I was glad for the darkness as I removed my shorts and tried to get the miniature hooks from my hands, feet and posterior. I was working diligently on my hands and feet, when something that resembled a basketball tumbled down the embankment and started making its way toward my pickup.
“Hey Bob, that’s an armadillo.” I said. I had seen plenty of the little creatures dead alongside the highways, but in my short lifespan this was my first encounter with a live one. The creature moved like a live steel helmet snuffling and poking its small nose into every nook and cranny until at the last instant my scent must have wafted gently on the morning breeze and the little armored one veered off and unhurriedly made its way down the bar ditch.
I stopped at a roadside park and hour or so later and who should pull up but a member of the Fish and Wildlife Division. so I thought why not do a little impromptu research on the little critters.
I found out that the armadillo was named by the conquistadors as they made their way through Mexico and the Southwestern United States. But most Texans today simply refer to them as diggers because of their penchant for digging for larvae and grubs. My Dad used to call ’em ‘borers” and swore that they fed on the newly buried. I never knew he was talking about armadillos though. I’m certain that armadillos looked for grubs or what have you in freshly dug graves, but going down 6 feet and through a couple containers for your dinner seems a little far-fetched and the game ranger assured me that it was. There goes another old wives tale out the window.
The game ranger, while admitting that he was no expert on the subject of ‘dillas, said that it would be fitting if they did feast on the dead because poor whites cooked the ‘dillas with a mess of greens and cornbread where during the Depression they became known as “Hoover Hogs” or “Texas Turkeys’ and graced many holiday tables. Even today, some poor blacks still barbecue the soft meat of the ‘dilla and consider it a delicacy.

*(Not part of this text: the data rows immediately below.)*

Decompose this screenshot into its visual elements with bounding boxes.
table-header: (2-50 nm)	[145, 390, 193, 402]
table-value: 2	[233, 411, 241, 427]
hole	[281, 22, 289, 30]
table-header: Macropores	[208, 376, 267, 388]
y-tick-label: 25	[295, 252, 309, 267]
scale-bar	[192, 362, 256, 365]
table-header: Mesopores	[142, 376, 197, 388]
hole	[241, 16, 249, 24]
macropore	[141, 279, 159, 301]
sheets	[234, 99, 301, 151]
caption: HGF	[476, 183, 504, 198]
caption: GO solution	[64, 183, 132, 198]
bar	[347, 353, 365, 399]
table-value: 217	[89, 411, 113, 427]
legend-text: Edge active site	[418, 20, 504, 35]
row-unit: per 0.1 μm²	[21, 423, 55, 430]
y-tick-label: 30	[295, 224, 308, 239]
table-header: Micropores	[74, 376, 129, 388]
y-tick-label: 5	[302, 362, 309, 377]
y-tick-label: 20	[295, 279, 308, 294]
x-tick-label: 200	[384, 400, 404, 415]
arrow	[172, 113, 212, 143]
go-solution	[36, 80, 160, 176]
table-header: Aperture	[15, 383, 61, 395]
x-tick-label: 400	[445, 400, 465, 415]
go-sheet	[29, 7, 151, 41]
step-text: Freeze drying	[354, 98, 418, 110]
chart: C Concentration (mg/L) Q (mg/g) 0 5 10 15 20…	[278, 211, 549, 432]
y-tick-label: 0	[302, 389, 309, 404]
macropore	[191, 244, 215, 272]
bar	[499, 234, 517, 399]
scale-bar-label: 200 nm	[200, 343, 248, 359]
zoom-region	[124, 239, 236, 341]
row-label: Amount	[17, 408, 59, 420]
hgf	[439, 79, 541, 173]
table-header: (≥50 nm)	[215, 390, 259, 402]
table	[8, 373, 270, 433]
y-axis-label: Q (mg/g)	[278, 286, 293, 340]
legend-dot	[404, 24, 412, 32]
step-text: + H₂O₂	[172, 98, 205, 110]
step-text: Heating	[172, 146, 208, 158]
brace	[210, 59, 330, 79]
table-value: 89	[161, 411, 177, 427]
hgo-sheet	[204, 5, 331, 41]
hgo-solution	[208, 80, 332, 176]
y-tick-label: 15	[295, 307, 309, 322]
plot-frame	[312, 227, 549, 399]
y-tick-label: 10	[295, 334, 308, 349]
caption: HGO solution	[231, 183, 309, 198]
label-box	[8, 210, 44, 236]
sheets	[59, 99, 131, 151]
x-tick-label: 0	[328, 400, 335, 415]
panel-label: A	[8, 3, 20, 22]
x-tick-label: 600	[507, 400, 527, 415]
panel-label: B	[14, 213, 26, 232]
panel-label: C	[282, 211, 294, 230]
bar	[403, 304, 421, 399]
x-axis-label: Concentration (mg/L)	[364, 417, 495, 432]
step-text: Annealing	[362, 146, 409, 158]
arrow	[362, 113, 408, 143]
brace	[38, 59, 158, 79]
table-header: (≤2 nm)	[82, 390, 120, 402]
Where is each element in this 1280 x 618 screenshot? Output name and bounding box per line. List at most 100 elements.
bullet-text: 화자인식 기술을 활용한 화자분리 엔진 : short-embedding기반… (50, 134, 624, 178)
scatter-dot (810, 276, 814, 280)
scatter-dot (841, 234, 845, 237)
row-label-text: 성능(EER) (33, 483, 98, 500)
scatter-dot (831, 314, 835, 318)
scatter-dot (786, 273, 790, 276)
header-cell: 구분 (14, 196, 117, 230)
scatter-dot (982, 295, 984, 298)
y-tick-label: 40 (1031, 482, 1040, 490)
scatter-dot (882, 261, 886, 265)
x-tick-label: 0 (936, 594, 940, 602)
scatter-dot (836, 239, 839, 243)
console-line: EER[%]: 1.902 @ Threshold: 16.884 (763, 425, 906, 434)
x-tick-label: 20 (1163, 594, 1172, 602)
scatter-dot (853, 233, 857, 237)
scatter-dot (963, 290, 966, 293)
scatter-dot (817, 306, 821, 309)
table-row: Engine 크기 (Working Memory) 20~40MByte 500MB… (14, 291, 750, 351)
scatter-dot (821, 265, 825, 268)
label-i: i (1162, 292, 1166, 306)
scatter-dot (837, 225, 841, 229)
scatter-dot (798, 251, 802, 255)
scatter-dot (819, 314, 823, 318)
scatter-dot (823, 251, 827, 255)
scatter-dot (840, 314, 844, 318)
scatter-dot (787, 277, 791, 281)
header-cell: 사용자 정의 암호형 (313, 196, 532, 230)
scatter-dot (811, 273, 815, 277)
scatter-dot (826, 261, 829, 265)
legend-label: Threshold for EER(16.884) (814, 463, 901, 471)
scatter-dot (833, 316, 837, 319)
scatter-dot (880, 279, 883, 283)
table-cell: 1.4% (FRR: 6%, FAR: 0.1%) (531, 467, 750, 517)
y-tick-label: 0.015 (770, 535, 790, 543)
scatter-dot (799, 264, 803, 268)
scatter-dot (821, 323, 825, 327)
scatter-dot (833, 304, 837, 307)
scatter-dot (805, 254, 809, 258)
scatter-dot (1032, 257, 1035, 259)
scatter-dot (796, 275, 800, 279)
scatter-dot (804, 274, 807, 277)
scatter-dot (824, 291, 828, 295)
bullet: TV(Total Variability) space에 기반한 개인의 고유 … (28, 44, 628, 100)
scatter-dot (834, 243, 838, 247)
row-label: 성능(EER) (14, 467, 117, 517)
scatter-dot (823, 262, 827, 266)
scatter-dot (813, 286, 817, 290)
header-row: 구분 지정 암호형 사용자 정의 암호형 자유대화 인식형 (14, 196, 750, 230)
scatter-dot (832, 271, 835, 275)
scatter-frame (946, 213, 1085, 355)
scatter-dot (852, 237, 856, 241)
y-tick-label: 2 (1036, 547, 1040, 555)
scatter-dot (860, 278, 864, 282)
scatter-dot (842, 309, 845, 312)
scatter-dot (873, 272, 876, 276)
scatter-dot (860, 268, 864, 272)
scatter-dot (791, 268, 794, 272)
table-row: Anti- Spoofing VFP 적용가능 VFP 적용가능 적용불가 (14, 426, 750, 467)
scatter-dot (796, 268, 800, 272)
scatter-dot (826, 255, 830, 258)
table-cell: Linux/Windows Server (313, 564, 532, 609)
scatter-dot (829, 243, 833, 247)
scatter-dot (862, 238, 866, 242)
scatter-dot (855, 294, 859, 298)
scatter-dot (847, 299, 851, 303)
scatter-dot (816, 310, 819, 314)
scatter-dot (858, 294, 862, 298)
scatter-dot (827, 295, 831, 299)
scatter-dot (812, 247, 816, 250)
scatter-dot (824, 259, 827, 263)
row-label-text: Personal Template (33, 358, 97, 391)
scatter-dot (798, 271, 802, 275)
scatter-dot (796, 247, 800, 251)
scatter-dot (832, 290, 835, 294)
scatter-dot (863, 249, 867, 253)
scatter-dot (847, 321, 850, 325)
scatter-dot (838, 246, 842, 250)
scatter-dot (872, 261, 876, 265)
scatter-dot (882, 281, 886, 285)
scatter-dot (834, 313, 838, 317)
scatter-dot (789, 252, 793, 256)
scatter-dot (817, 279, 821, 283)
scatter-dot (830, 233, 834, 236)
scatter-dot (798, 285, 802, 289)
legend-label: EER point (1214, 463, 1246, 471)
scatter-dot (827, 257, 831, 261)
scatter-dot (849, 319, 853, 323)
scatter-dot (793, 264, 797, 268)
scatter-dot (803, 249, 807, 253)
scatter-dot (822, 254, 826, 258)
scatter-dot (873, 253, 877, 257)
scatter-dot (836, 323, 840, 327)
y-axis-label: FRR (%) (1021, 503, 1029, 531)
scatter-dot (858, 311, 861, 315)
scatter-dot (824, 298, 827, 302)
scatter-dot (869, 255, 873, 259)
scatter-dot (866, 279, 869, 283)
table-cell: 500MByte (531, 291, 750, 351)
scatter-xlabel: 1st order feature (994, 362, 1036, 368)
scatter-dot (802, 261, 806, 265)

Ancient Mayans refused to eat the armadillo because they believed that common vulture did not die but metamorphosed itself into an armadillo. Smart people, the Mayans.
But the young ranger assured me things were going better for our Cenozoic cousins now. Texas law protects the hardy reptile from the exploitation of commercial hunters and that means it would be harder to find a lampshade or a purse made from the skin of one of the tiny varmints. The main concern of the armadillo today is to keep from getting its remains pressed into the asphalt by passing cars as they amble myopically down life’s highways.
It was coming onto noon by now and I just passed the outskirts of Quanah, Texas when I thought that I’d stop for a quick bite to eat. Quanah is named for the great Comanche war chief Quannah Parker, born of mixed parentage. Parker, a self-styled hellion, made things tough for the Texas Rangers just before the turn of the century. His name means “fragrant flower” in Comanche and was said to be the cause of many-a-fight with Quanah’s boyhood pals. But writing about him would take up a whole column, so we’ll let that slide for now.
The Dairy Queens and the drive-in parking lots were filled with cars and pickups and the few promising looking steakhouse lots were filled also, so I opted for one of those plastic, laminated looking places called the Brewbaus or Der Schnitzel Palace or something like that. I knew I was in trouble when the menu read “order by number please”. I ordered number whazzit and received a grey-colored wiener covered with sauerkraut and a mixture of slurry that was supposed to be German potato salad. The wiener squeaked like I was chewing on rubberbands and the potato salad had the consistency of and tasted like wallpaper paste.
I sat there chewing this untasteable mess and found myself wishing I had a hunk of that barbecued Hoover Hog and a good mess of turnip greens.